After contemplating the five aggregates as devoid of self, if one concludes: "Form, feeling, perception, mental formations, and consciousness are suffering; what suffers is the eighth consciousness, not the eighth consciousness itself" — is this tenable?
Having realized that form, feeling, perception, mental formations, and consciousness are suffering and not the eighth consciousness, can one gradually become disenchanted with them and cease to delight in them? If so, one would then turn to crave the eighth consciousness and delight in it. Can a śrāvaka disciple delight in the eighth consciousness or crave it? Does such a phenomenon exist? If it does, then an arhat, due to delighting in the eighth consciousness, would continue cultivating the bodhisattva path for self-benefit and the benefit of others, and thus be unable to enter parinirvāṇa and attain liberation from the triple realm.
Theoretically, one can know that the five aggregates are not the eighth consciousness. Anyone, upon hearing the Buddha introduce the eighth consciousness, can immediately know this. Many people, upon reflection, also realize that form-aggregate phenomena come and go without cease — they are certainly not the true self, nor are they the true eighth consciousness. There is no need to laboriously contemplate whether the five aggregates are not the eighth consciousness; this deviates too far from the point.

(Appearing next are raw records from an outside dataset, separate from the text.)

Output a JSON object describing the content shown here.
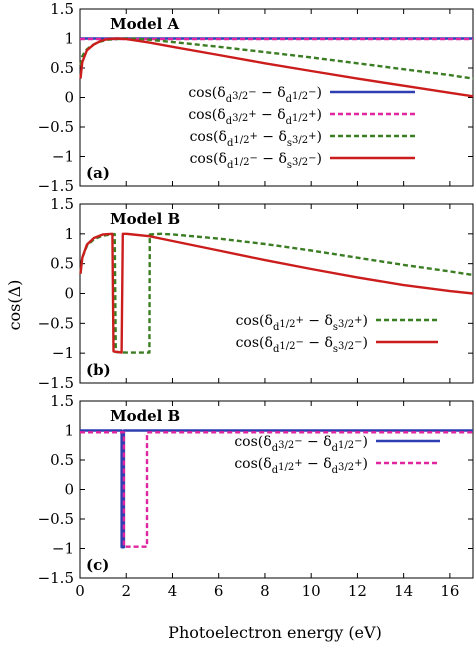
{
  "figure": {
    "xlabel": "Photoelectron energy (eV)",
    "ylabel": "cos(Δ)"
  },
  "colors": {
    "blue": "#2f3fb2",
    "magenta": "#e0259f",
    "green": "#3b7d23",
    "red": "#cc1d1d"
  },
  "chart_data": [
    {
      "type": "line",
      "panel_label": "(a)",
      "title": "Model A",
      "xlabel": "",
      "ylabel": "",
      "xlim": [
        0,
        17
      ],
      "ylim": [
        -1.5,
        1.5
      ],
      "x_ticks": [
        "0",
        "2",
        "4",
        "6",
        "8",
        "10",
        "12",
        "14",
        "16"
      ],
      "y_ticks": [
        "1.5",
        "1",
        "0.5",
        "0",
        "−0.5",
        "−1",
        "−1.5"
      ],
      "legend_position": "center-right",
      "series": [
        {
          "name": "cos(δ_{d3/2}^{−} − δ_{d1/2}^{−})",
          "legend_parts": [
            "cos(δ",
            "d",
            "3/2",
            "−",
            " − δ",
            "d",
            "1/2",
            "−",
            ")"
          ],
          "color": "blue",
          "style": "solid",
          "points": [
            [
              0,
              1.0
            ],
            [
              17,
              1.0
            ]
          ]
        },
        {
          "name": "cos(δ_{d3/2}^{+} − δ_{d1/2}^{+})",
          "legend_parts": [
            "cos(δ",
            "d",
            "3/2",
            "+",
            " − δ",
            "d",
            "1/2",
            "+",
            ")"
          ],
          "color": "magenta",
          "style": "dashed",
          "points": [
            [
              0,
              0.99
            ],
            [
              17,
              0.99
            ]
          ]
        },
        {
          "name": "cos(δ_{d1/2}^{+} − δ_{s3/2}^{+})",
          "legend_parts": [
            "cos(δ",
            "d",
            "1/2",
            "+",
            " − δ",
            "s",
            "3/2",
            "+",
            ")"
          ],
          "color": "green",
          "style": "dashed",
          "points": [
            [
              0.02,
              0.55
            ],
            [
              0.1,
              0.7
            ],
            [
              0.25,
              0.8
            ],
            [
              0.5,
              0.88
            ],
            [
              0.8,
              0.94
            ],
            [
              1.2,
              0.98
            ],
            [
              1.6,
              0.99
            ],
            [
              2.0,
              1.0
            ],
            [
              2.5,
              0.995
            ],
            [
              3.0,
              0.98
            ],
            [
              4.0,
              0.94
            ],
            [
              6.0,
              0.86
            ],
            [
              8.0,
              0.77
            ],
            [
              10.0,
              0.68
            ],
            [
              12.0,
              0.58
            ],
            [
              14.0,
              0.48
            ],
            [
              16.0,
              0.38
            ],
            [
              17.0,
              0.32
            ]
          ]
        },
        {
          "name": "cos(δ_{d1/2}^{−} − δ_{s3/2}^{−})",
          "legend_parts": [
            "cos(δ",
            "d",
            "1/2",
            "−",
            " − δ",
            "s",
            "3/2",
            "−",
            ")"
          ],
          "color": "red",
          "style": "solid",
          "points": [
            [
              0.02,
              0.32
            ],
            [
              0.1,
              0.6
            ],
            [
              0.3,
              0.8
            ],
            [
              0.6,
              0.9
            ],
            [
              0.9,
              0.96
            ],
            [
              1.2,
              0.99
            ],
            [
              1.6,
              1.0
            ],
            [
              2.0,
              0.99
            ],
            [
              3.0,
              0.93
            ],
            [
              4.0,
              0.86
            ],
            [
              6.0,
              0.72
            ],
            [
              8.0,
              0.58
            ],
            [
              10.0,
              0.45
            ],
            [
              12.0,
              0.32
            ],
            [
              14.0,
              0.2
            ],
            [
              16.0,
              0.08
            ],
            [
              17.0,
              0.02
            ]
          ]
        }
      ]
    },
    {
      "type": "line",
      "panel_label": "(b)",
      "title": "Model B",
      "xlabel": "",
      "ylabel": "",
      "xlim": [
        0,
        17
      ],
      "ylim": [
        -1.5,
        1.5
      ],
      "x_ticks": [
        "0",
        "2",
        "4",
        "6",
        "8",
        "10",
        "12",
        "14",
        "16"
      ],
      "y_ticks": [
        "1.5",
        "1",
        "0.5",
        "0",
        "−0.5",
        "−1",
        "−1.5"
      ],
      "legend_position": "lower-right",
      "series": [
        {
          "name": "cos(δ_{d1/2}^{+} − δ_{s3/2}^{+})",
          "legend_parts": [
            "cos(δ",
            "d",
            "1/2",
            "+",
            " − δ",
            "s",
            "3/2",
            "+",
            ")"
          ],
          "color": "green",
          "style": "dashed",
          "points": [
            [
              0.02,
              0.35
            ],
            [
              0.1,
              0.6
            ],
            [
              0.3,
              0.8
            ],
            [
              0.6,
              0.91
            ],
            [
              1.0,
              0.97
            ],
            [
              1.5,
              0.995
            ],
            [
              1.55,
              -0.98
            ],
            [
              2.0,
              -0.99
            ],
            [
              2.5,
              -0.99
            ],
            [
              3.0,
              -0.99
            ],
            [
              3.02,
              0.99
            ],
            [
              3.5,
              1.0
            ],
            [
              4.0,
              0.99
            ],
            [
              6.0,
              0.92
            ],
            [
              8.0,
              0.83
            ],
            [
              10.0,
              0.72
            ],
            [
              12.0,
              0.6
            ],
            [
              14.0,
              0.48
            ],
            [
              16.0,
              0.37
            ],
            [
              17.0,
              0.31
            ]
          ]
        },
        {
          "name": "cos(δ_{d1/2}^{−} − δ_{s3/2}^{−})",
          "legend_parts": [
            "cos(δ",
            "d",
            "1/2",
            "−",
            " − δ",
            "s",
            "3/2",
            "−",
            ")"
          ],
          "color": "red",
          "style": "solid",
          "points": [
            [
              0.02,
              0.33
            ],
            [
              0.1,
              0.6
            ],
            [
              0.3,
              0.82
            ],
            [
              0.6,
              0.93
            ],
            [
              1.0,
              0.99
            ],
            [
              1.4,
              1.0
            ],
            [
              1.45,
              -0.97
            ],
            [
              1.8,
              -0.99
            ],
            [
              1.85,
              1.0
            ],
            [
              2.0,
              1.0
            ],
            [
              3.0,
              0.96
            ],
            [
              4.0,
              0.88
            ],
            [
              6.0,
              0.72
            ],
            [
              8.0,
              0.56
            ],
            [
              10.0,
              0.41
            ],
            [
              12.0,
              0.27
            ],
            [
              14.0,
              0.14
            ],
            [
              16.0,
              0.04
            ],
            [
              17.0,
              0.0
            ]
          ]
        }
      ]
    },
    {
      "type": "line",
      "panel_label": "(c)",
      "title": "Model B",
      "xlabel": "Photoelectron energy (eV)",
      "ylabel": "",
      "xlim": [
        0,
        17
      ],
      "ylim": [
        -1.5,
        1.5
      ],
      "x_ticks": [
        "0",
        "2",
        "4",
        "6",
        "8",
        "10",
        "12",
        "14",
        "16"
      ],
      "y_ticks": [
        "1.5",
        "1",
        "0.5",
        "0",
        "−0.5",
        "−1",
        "−1.5"
      ],
      "legend_position": "center-right",
      "series": [
        {
          "name": "cos(δ_{d3/2}^{−} − δ_{d1/2}^{−})",
          "legend_parts": [
            "cos(δ",
            "d",
            "3/2",
            "−",
            " − δ",
            "d",
            "1/2",
            "−",
            ")"
          ],
          "color": "blue",
          "style": "solid",
          "points": [
            [
              0,
              1.0
            ],
            [
              1.8,
              1.0
            ],
            [
              1.8,
              -0.98
            ],
            [
              1.9,
              -0.98
            ],
            [
              1.9,
              1.0
            ],
            [
              17,
              1.0
            ]
          ]
        },
        {
          "name": "cos(δ_{d1/2}^{+} − δ_{d3/2}^{+})",
          "legend_parts": [
            "cos(δ",
            "d",
            "1/2",
            "+",
            " − δ",
            "d",
            "3/2",
            "+",
            ")"
          ],
          "color": "magenta",
          "style": "dashed",
          "points": [
            [
              0,
              0.97
            ],
            [
              1.9,
              0.97
            ],
            [
              1.9,
              -0.97
            ],
            [
              2.9,
              -0.97
            ],
            [
              2.9,
              0.97
            ],
            [
              17,
              0.97
            ]
          ]
        }
      ]
    }
  ]
}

Is it tenable to say that the five aggregates are suffering, not the eighth consciousness, and not possessed by the eighth consciousness? The manas (ego-mind) certainly regards the five aggregates as "I" (the self), not as belonging to the eighth consciousness. It is precisely because of this that it clings to the five aggregates as self, leading to immeasurable suffering through birth and death. If the manas of an ordinary being considered the five aggregates to be the eighth consciousness and possessed by it, would such a being still harbor self-view and self-attachment? Would there still be the characteristic of projective grasping (parikalpita-svabhāva)? What would the manas cling to, if nothing belongs to it?
The five aggregates are essentially the eighth consciousness. The six great elements (earth, water, fire, wind, space, consciousness) that form the five aggregates all originate from the eighth consciousness. They are the five aggregates produced through the "investment" of the eighth consciousness; thus, the five aggregates certainly belong to the eighth consciousness. How, after contemplation, could one instead conclude that the five aggregates are not the eighth consciousness? Is this not strange? Theories inevitably reach their limit one day; there will always be a point where they become untenable, unable to justify themselves. Those with genuine realization, however, speak coherently in any manner; it all holds water, and no one can refute it.